虞霜推門下車,冷風捲起她的大衣下襬。江肆拔下車鑰匙,大步跟上,兩人並肩走進燈火通明的內場。
場館內氣氛冷肅。
冰場邊緣的家屬席被臨時改成了審查台。文化部督導組的王局坐在正中,眉頭緊鎖。劉院長站在一旁,臉色鐵青。
王局左側,坐著三名金髮碧眼的外賓。為首的是個五十多歲的法國男人,鷹鉤鼻,眼神傲慢。
“王局長,我必須重申。”法國男人用帶著濃重口音的英語說道,旁邊配有翻譯,“作為中法文化交流年藝術基金會的理事,我嚴重質疑貴國劇院的專業性。在純冰麵上跳古典舞?這簡直是拿舞者的生命在製造廉價的噱頭。如果出了重大醫療事故,不僅是貴國的醜聞,也會嚴重影響我們後續的聯合巡演計劃。”
劉院長壓著火氣開口:“弗朗索瓦先生,我們的舞台設計經過了嚴密的物理測算……”
“測算?”弗朗索瓦打斷他,冷笑一聲,“芭蕾舞發展了數百年,也冇有人敢在真冰上立足尖。你們的古典舞才走向世界幾年?這種不負責任的創新,我建議立刻叫停,換回常規木地板。”

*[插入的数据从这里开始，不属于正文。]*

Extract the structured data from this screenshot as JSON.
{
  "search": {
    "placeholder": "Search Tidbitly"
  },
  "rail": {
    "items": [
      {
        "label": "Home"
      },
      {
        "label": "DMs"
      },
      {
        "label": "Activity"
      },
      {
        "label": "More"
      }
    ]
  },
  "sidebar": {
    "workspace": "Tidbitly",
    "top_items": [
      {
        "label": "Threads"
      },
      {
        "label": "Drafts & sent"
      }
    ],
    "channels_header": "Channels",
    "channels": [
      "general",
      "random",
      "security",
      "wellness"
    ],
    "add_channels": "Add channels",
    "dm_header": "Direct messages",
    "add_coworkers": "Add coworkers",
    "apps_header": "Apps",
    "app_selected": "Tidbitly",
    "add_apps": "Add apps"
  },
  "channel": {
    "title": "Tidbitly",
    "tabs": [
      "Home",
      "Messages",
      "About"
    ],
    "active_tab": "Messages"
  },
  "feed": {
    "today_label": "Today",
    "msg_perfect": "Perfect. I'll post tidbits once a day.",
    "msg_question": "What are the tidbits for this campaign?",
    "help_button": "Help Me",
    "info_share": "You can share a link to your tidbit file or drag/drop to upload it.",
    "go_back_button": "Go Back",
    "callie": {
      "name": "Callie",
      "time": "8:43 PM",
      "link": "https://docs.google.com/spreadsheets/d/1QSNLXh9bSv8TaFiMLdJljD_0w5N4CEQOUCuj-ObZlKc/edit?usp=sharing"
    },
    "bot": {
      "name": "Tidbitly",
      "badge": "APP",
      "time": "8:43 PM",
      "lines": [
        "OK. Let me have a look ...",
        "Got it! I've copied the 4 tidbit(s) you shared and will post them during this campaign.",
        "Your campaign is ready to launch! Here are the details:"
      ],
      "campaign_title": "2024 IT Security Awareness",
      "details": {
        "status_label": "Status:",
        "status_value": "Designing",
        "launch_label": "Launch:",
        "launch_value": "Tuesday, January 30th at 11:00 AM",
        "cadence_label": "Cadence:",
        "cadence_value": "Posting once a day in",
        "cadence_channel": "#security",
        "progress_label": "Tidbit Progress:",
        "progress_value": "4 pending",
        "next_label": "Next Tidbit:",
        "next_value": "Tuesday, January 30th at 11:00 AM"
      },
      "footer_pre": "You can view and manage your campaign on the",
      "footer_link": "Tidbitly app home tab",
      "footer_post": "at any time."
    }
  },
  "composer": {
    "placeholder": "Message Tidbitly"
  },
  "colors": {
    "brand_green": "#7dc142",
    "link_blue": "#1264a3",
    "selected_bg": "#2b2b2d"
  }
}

這不僅是在否定一場演出,更是在貶低中國古典舞的專業底蘊。
王局臉色沉了下來。國家劇院背靠文化部,輪不到外人來指手畫腳。但今晚是正式的外事審查,對方打著“關心舞者安全”的旗號,不能直接翻臉,必須用事實堵住他們的嘴。
“誰說古典舞不能在冰上起舞?”
一道清冷的聲音從通道口傳來。
眾人回頭。
虞霜脫下大衣,隻穿著單薄的練功服,大步走入場內。她脊背挺直,步伐極穩。
江肆落後她半步,雙手插在黑色大衣的口袋裡,紅髮在冷白燈光下極其惹眼。他冇往審查台湊,而是徑直走到觀眾席第一排正中央,拉開椅子,大馬金刀地坐下。
姿態閒適,卻帶著一股不容忽視的壓迫感。
弗朗索瓦看清虞霜,又瞥了一眼台下的江肆,眼底閃過一絲忌憚。雷諾家族今天在股市被狙擊,皮埃爾甚至被帶走調查,這一切的源頭就是眼前這個紅髮男人。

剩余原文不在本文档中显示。